Question

At ${80^o}C$, distilled water has $\left[ {{H_3}{O^ + }} \right]$ concentration equal to $1 \times {10^{ - 6}}$ mol/litre. The value of ${K_w}$ at this temperature will be:
A) $1 \times {10^{ - 6}}$
B) $1 \times {10^{ - 12}}$
C) $1 \times {10^{ - 9}}$
D) $1 \times {10^{ - 15}}$

Answer 1

We are given distilled water and you must know that distilled water is a type of pure water and in pure water, concentration of ${H^ + }$ or ${H_3}{O^ + }$ ions equals the concentration of $O{H^ - }$ ions produced. Formula to calculate the value of ${K_w}$ at any temperature is:
${K_w} = \left[ {{H^ + }} \right]\left[ {O{H^ - }} \right]$

Complete step by step answer:
We are given that at ${80^o}C$, distilled water has $\left[ {{H_3}{O^ + }} \right]$ concentration equal to $1 \times {10^{ - 6}}$ mol/litre. Distilled water contains same concentration of hydronium ions i.e.,$\left[ {{H^ + }} \right]$ and hydroxide ions i.e., $\left[ {O{H^ - }} \right]$.
Thus, we can write $\left[ {{H^ + }} \right] = \left[ {O{H^ - }} \right]$

Now, calculation for ${K_w}$:
To calculate ${K_w}$, let us first write the ionization reaction of water. The chemical reaction is as follows:
${H_2}O \rightleftharpoons {H^ + } + O{H^ - }$

The equilibrium constant for this reaction is called the water dissociation constant, ${K_w}$
${K_w} = \left[ {{H^ + }} \right]\left[ {O{H^ - }} \right]$
But, $\left[ {O{H^ - }} \right] = \left[ {{H^ + }} \right]$, because we are given distilled water. This means that we can replace concentration of hydroxide ions with hydronium ions.
Also, given that $\left[ {{H_3}{O^ + }} \right] \equiv \left[ {{H^ + }} \right]$= $1 \times {10^{ - 6}}$ mol/litre
Therefore, equation of ${K_w}$ would be:
${K_w} = \left[ {{H^ + }} \right]\left[ {{H^ + }} \right]$
Or, ${K_w} = {\left[ {{H^ + }} \right]^2} = {(1 \times {10^{ - 6}})^2}$
Hence, ${K_w} = 1 \times {10^{^{ - 12}}}mo{l^2}{L^{ - 2}}$
So, the correct answer is “Option B”.

Additional Information: The concentration of hydronium ions helps us to determine the pH value of a solution. The concentration of hydroxide ions determines the pOH value of a solution. Molecules of pure water auto dissociates (i.e., react with each other) into hydroxide and hydronium ions. The ionization reaction of water is an equilibrium reaction.

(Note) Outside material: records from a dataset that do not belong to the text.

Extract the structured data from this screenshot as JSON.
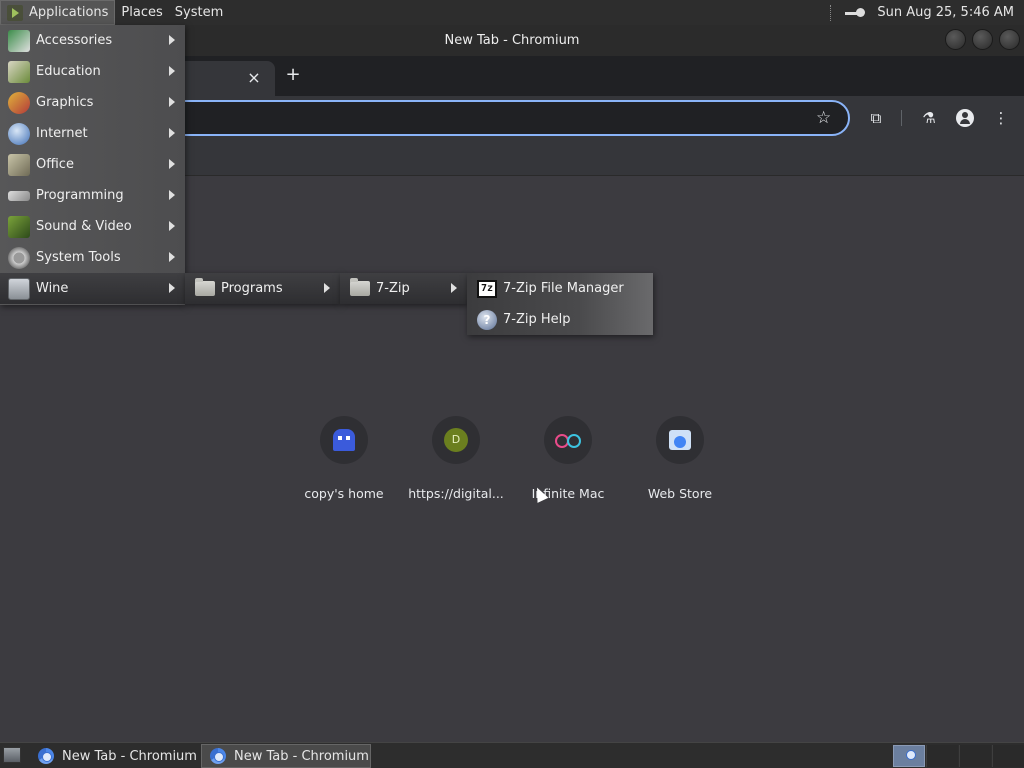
{
  "top_panel": {
    "menus": [
      "Applications",
      "Places",
      "System"
    ],
    "clock": "Sun Aug 25,  5:46 AM",
    "icons": {
      "launcher": "app-launcher-icon",
      "network": "key-icon"
    }
  },
  "window": {
    "title": "New Tab - Chromium",
    "tab_close": "×",
    "new_tab": "+"
  },
  "toolbar": {
    "star": "☆",
    "extensions": "⧉",
    "labs": "⚗",
    "menu": "⋮"
  },
  "app_menu": {
    "items": [
      {
        "label": "Accessories",
        "icon": "accessories-icon"
      },
      {
        "label": "Education",
        "icon": "education-icon"
      },
      {
        "label": "Graphics",
        "icon": "graphics-icon"
      },
      {
        "label": "Internet",
        "icon": "internet-globe-icon"
      },
      {
        "label": "Office",
        "icon": "office-icon"
      },
      {
        "label": "Programming",
        "icon": "programming-icon"
      },
      {
        "label": "Sound & Video",
        "icon": "sound-video-icon"
      },
      {
        "label": "System Tools",
        "icon": "system-tools-gear-icon"
      },
      {
        "label": "Wine",
        "icon": "wine-icon"
      }
    ],
    "highlighted": "Wine"
  },
  "submenus": {
    "programs": "Programs",
    "zip_folder": "7-Zip",
    "zip_items": [
      {
        "label": "7-Zip File Manager",
        "icon_text": "7z"
      },
      {
        "label": "7-Zip Help",
        "icon_text": "?"
      }
    ]
  },
  "ntp": {
    "shortcuts": [
      {
        "label": "copy's home",
        "icon": "ghost-icon"
      },
      {
        "label": "https://digital...",
        "icon": "letter-d-icon",
        "letter": "D"
      },
      {
        "label": "Infinite Mac",
        "icon": "glasses-icon"
      },
      {
        "label": "Web Store",
        "icon": "web-store-icon"
      }
    ]
  },
  "taskbar": {
    "tasks": [
      "New Tab - Chromium",
      "New Tab - Chromium"
    ]
  }
}
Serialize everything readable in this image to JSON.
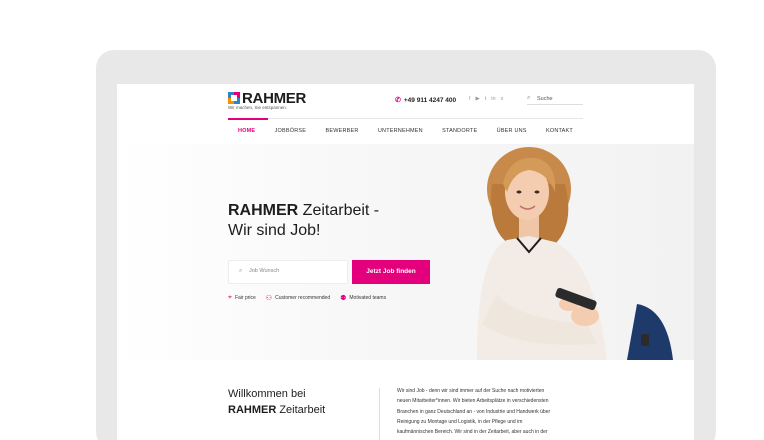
{
  "header": {
    "logo_text": "RAHMER",
    "logo_tagline": "Wir machen, Sie entspannen.",
    "phone": "+49 911 4247 400",
    "socials": [
      "f",
      "▶",
      "t",
      "in",
      "x"
    ],
    "search_placeholder": "Suche"
  },
  "nav": {
    "items": [
      {
        "label": "HOME",
        "active": true
      },
      {
        "label": "JOBBÖRSE"
      },
      {
        "label": "BEWERBER"
      },
      {
        "label": "UNTERNEHMEN"
      },
      {
        "label": "STANDORTE"
      },
      {
        "label": "ÜBER UNS"
      },
      {
        "label": "KONTAKT"
      }
    ]
  },
  "hero": {
    "title_bold": "RAHMER",
    "title_rest": " Zeitarbeit -",
    "title_line2": "Wir sind Job!",
    "job_placeholder": "Job Wunsch",
    "job_button": "Jetzt Job finden",
    "features": [
      {
        "icon": "price-tag-icon",
        "label": "Fair price"
      },
      {
        "icon": "user-icon",
        "label": "Customer recommended"
      },
      {
        "icon": "team-icon",
        "label": "Motivated teams"
      }
    ]
  },
  "welcome": {
    "title_line1": "Willkommen bei",
    "title_bold": "RAHMER",
    "title_rest": " Zeitarbeit",
    "text_lines": [
      "Wir sind Job - denn wir sind immer auf der Suche nach motivierten",
      "neuen Mitarbeiter*innen. Wir bieten Arbeitsplätze in verschiedensten",
      "Branchen in ganz Deutschland an - von Industrie und Handwerk über",
      "Reinigung zu Montage und Logistik, in der Pflege und im",
      "kaufmännischen Bereich. Wir sind in der Zeitarbeit, aber auch in der"
    ]
  },
  "colors": {
    "accent": "#e4007c",
    "logo_blue": "#2a86c8",
    "logo_orange": "#f39200"
  }
}
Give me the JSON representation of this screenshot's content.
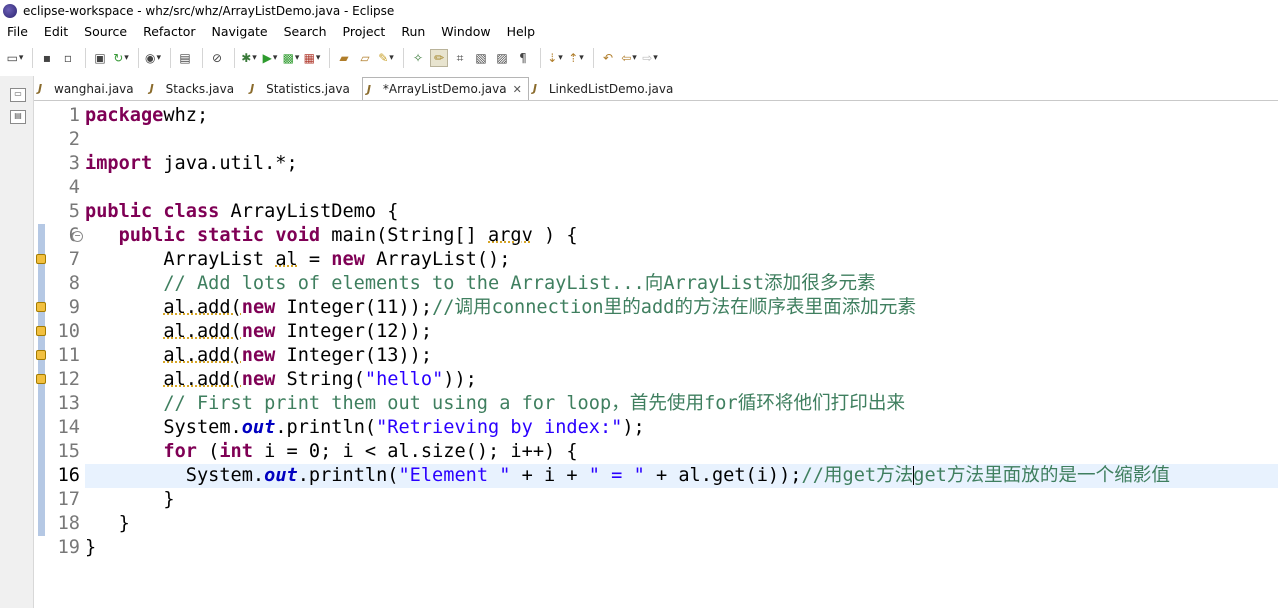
{
  "window": {
    "title": "eclipse-workspace - whz/src/whz/ArrayListDemo.java - Eclipse"
  },
  "menu": [
    "File",
    "Edit",
    "Source",
    "Refactor",
    "Navigate",
    "Search",
    "Project",
    "Run",
    "Window",
    "Help"
  ],
  "tabs": [
    {
      "label": "wanghai.java",
      "active": false
    },
    {
      "label": "Stacks.java",
      "active": false
    },
    {
      "label": "Statistics.java",
      "active": false
    },
    {
      "label": "*ArrayListDemo.java",
      "active": true
    },
    {
      "label": "LinkedListDemo.java",
      "active": false
    }
  ],
  "editor": {
    "current_line": 16,
    "line_numbers": [
      "1",
      "2",
      "3",
      "4",
      "5",
      "6",
      "7",
      "8",
      "9",
      "10",
      "11",
      "12",
      "13",
      "14",
      "15",
      "16",
      "17",
      "18",
      "19"
    ],
    "lines": [
      [
        [
          "kw",
          "package"
        ],
        [
          "",
          "whz;"
        ]
      ],
      [],
      [
        [
          "kw",
          "import"
        ],
        [
          "",
          " java.util.*;"
        ]
      ],
      [],
      [
        [
          "kw",
          "public class"
        ],
        [
          "",
          " ArrayListDemo {"
        ]
      ],
      [
        [
          "",
          " "
        ],
        [
          "kw",
          "public static void"
        ],
        [
          "",
          " main(String[] "
        ],
        [
          "warn",
          "argv"
        ],
        [
          "",
          " ) {"
        ]
      ],
      [
        [
          "",
          "       ArrayList "
        ],
        [
          "warn",
          "al"
        ],
        [
          "",
          " = "
        ],
        [
          "kw",
          "new"
        ],
        [
          "",
          " ArrayList();"
        ]
      ],
      [
        [
          "cm",
          "       // Add lots of elements to the ArrayList...向ArrayList添加很多元素"
        ]
      ],
      [
        [
          "",
          "       "
        ],
        [
          "warn",
          "al.add("
        ],
        [
          "kw",
          "new"
        ],
        [
          "",
          " Integer(11));"
        ],
        [
          "cm",
          "//调用connection里的add的方法在顺序表里面添加元素"
        ]
      ],
      [
        [
          "",
          "       "
        ],
        [
          "warn",
          "al.add("
        ],
        [
          "kw",
          "new"
        ],
        [
          "",
          " Integer(12));"
        ]
      ],
      [
        [
          "",
          "       "
        ],
        [
          "warn",
          "al.add("
        ],
        [
          "kw",
          "new"
        ],
        [
          "",
          " Integer(13));"
        ]
      ],
      [
        [
          "",
          "       "
        ],
        [
          "warn",
          "al.add("
        ],
        [
          "kw",
          "new"
        ],
        [
          "",
          " String("
        ],
        [
          "str",
          "\"hello\""
        ],
        [
          "",
          "));"
        ]
      ],
      [
        [
          "cm",
          "       // First print them out using a for loop，首先使用for循环将他们打印出来"
        ]
      ],
      [
        [
          "",
          "       System."
        ],
        [
          "fld",
          "out"
        ],
        [
          "",
          ".println("
        ],
        [
          "str",
          "\"Retrieving by index:\""
        ],
        [
          "",
          ");"
        ]
      ],
      [
        [
          "",
          "       "
        ],
        [
          "kw",
          "for"
        ],
        [
          "",
          " ("
        ],
        [
          "kw",
          "int"
        ],
        [
          "",
          " i = 0; i < al.size(); i++) {"
        ]
      ],
      [
        [
          "",
          "         System."
        ],
        [
          "fld",
          "out"
        ],
        [
          "",
          ".println("
        ],
        [
          "str",
          "\"Element \""
        ],
        [
          "",
          " + i + "
        ],
        [
          "str",
          "\" = \""
        ],
        [
          "",
          " + al.get(i));"
        ],
        [
          "cm",
          "//用get方法"
        ],
        [
          "caret",
          ""
        ],
        [
          "cm",
          "get方法里面放的是一个缩影值"
        ]
      ],
      [
        [
          "",
          "       }"
        ]
      ],
      [
        [
          "",
          "   }"
        ]
      ],
      [
        [
          "",
          "}"
        ]
      ]
    ]
  },
  "icons": [
    "new-icon",
    "save-icon",
    "save-all-icon",
    "build-icon",
    "refresh-icon",
    "debug-icon",
    "skip-breakpoints-icon",
    "run-icon",
    "external-tools-icon",
    "coverage-icon",
    "open-type-icon",
    "open-task-icon",
    "search-icon",
    "annotation-icon",
    "mark-occurrences-icon",
    "block-selection-icon",
    "show-whitespace-icon",
    "next-annotation-icon",
    "prev-annotation-icon",
    "last-edit-icon",
    "back-icon",
    "forward-icon"
  ]
}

Note: One should know that distilled water is one type of purified water. Since pure water or distilled water contains equal numbers of hydronium and hydroxide ions, it is a neutral solution. Thus, pure water has a pH of 7 and also pOH of 7. Dissociation constant for water i.e., ${K_w}$ is also known as the ionic product for water. At room temperature, the value of ${K_w}$ is $1 \times {10^{ - 14}}mo{l^2}d{m^{ - 6}}$.